Le chef de la conspiration, Luisa l’avouait elle-même à Salvato, c’était le jeune homme qui l’avait attendue jusqu’à deux heures du matin, qui n’était sorti de chez elle qu’à trois, et Giovannina avait dit à Michele, répondant à cette question du jeune lazzarone : « Qu’a donc Luisa, ce matin ? Est-ce que, depuis que je suis devenu raisonnable, elle deviendrait folle, par hasard ? » Giovannina avait dit, ne comprenant pas la terrible importance de sa réponse : « Je ne sais ; mais elle est ainsi depuis la visite que lui a faite, cette nuit, M. André Backer. »

Donc, c’était M. André Backer, le banquier du roi, ce beau jeune homme si follement épris de Luisa, qui était le chef de la conspiration.

Maintenant, quel était le but de cette conspiration ?

D’égorger dans une nuit les six ou huit mille Français qui occupaient Naples, et, avec eux, tous leurs partisans.

Michele, à ce projet de nouvelles Vêpres siciliennes, s’était senti frémir dans son beau costume.

Il était un partisan des Français, lui, et un des plus chauds ; il serait donc égorgé un des premiers, ou plutôt pendu, puisqu’il devait être colonel et pendu, et qu’il était déjà colonel.

Si la prédiction de Nanno devait se réaliser, Michele tenait au moins à ce que ce fût le plus tard possible.

Le délai qui lui était donné du jeudi matin à la nuit du vendredi ne lui paraissait point assez long.

Il lui sembla donc qu’en vertu de ce proverbe : « Il vaut mieux tuer le diable que le diable ne nous tue », il n’avait pas de temps à perdre pour se mettre en défense contre le diable.

Cela lui était d’autant plus facile, que sa conscience, à lui, n’était nullement agitée par les doutes qui bouleversaient celle de sa sœur de lait. On ne lui avait fait aucune confidence, il n’avait fait aucun serment.

La conspiration, il l’avait surprise en écoutant à la porte, comme le rémouleur, celle de Catilina ; et encore, il n’avait pas écouté, il avait entendu, voilà tout.

Le nom du chef du complot, il le devinait parce que Giovannina le lui avait dit sans lui recommander le moins du monde le secret.

Il lui parut que c’était en laissant s’accomplir les projets réactionnaires de MM. Simon et André Backer qu’il mériterait véritablement le nom de fou, qu’on lui avait, à son avis, donné un peu légèrement, et qu’au contraire, devant les contemporains et la postérité, il mériterait, ni plus ni moins que Thalès et Solon, le nom de sage si, empêchant la contre-révolution d’avoir lieu, au prix de la vie de deux hommes, il sauvait celle de vingt-cinq ou trente mille.

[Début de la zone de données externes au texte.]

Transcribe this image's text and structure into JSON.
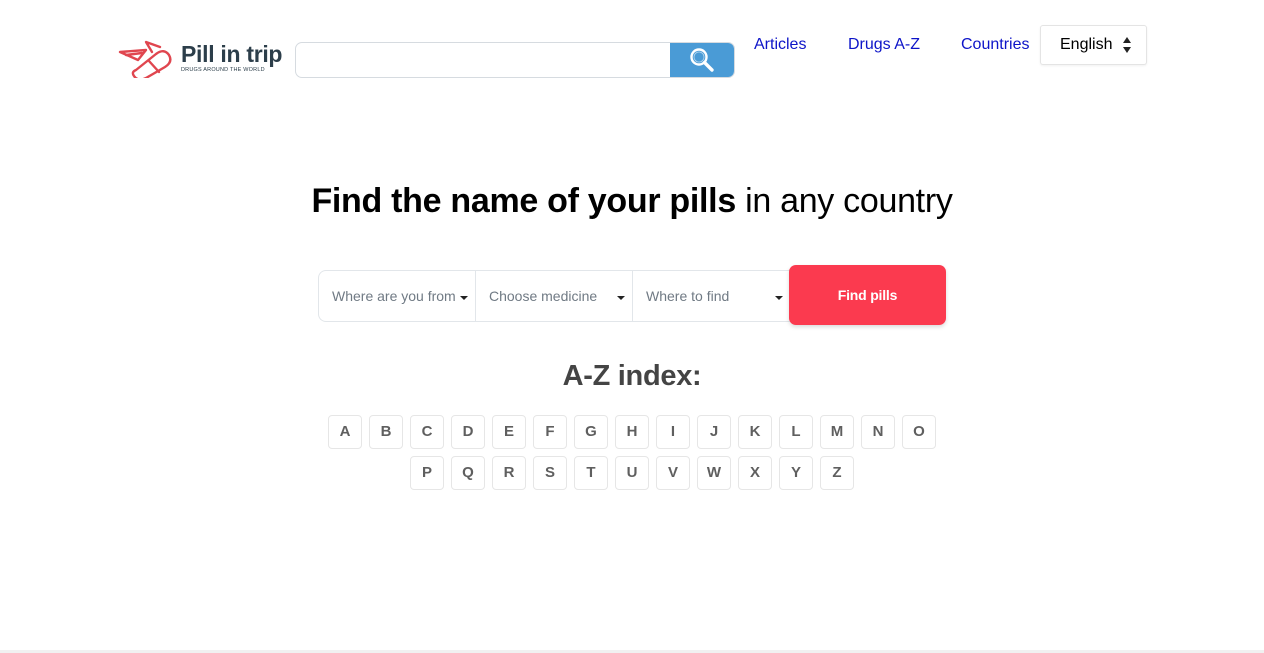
{
  "header": {
    "logo": {
      "name": "Pill in trip",
      "tagline": "DRUGS AROUND THE WORLD"
    },
    "search": {
      "placeholder": "",
      "icon": "search-icon"
    },
    "nav": [
      {
        "label": "Articles"
      },
      {
        "label": "Drugs A-Z"
      },
      {
        "label": "Countries"
      }
    ],
    "language": {
      "selected": "English",
      "icon": "sort-arrows-icon"
    }
  },
  "hero": {
    "title_bold": "Find the name of your pills",
    "title_rest": " in any country"
  },
  "finder": {
    "from_placeholder": "Where are you from",
    "medicine_placeholder": "Choose medicine",
    "where_placeholder": "Where to find",
    "button_label": "Find pills"
  },
  "az_index": {
    "title": "A-Z index:",
    "row1": [
      "A",
      "B",
      "C",
      "D",
      "E",
      "F",
      "G",
      "H",
      "I",
      "J",
      "K",
      "L",
      "M",
      "N",
      "O"
    ],
    "row2": [
      "P",
      "Q",
      "R",
      "S",
      "T",
      "U",
      "V",
      "W",
      "X",
      "Y",
      "Z"
    ]
  },
  "colors": {
    "accent_blue": "#4a9bd6",
    "link_blue": "#0d14c8",
    "find_button_red": "#fb3a4f",
    "logo_red": "#e0464f"
  }
}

Il était donc, sans perdre de temps, sorti de la chambre contiguë à celle où se tenaient les deux amants, et, en sortant, avait refermé la porte derrière lui, de manière que personne ne pût entrer sans être entendu.

C’était le bruit de cette porte qui avait inquiété Luisa et Salvato, lesquels eussent été bien plus inquiets encore si, sachant que c’était Michele le Fou qui l’ouvrait, ils eussent su dans quel but la fermait Michele le Sage.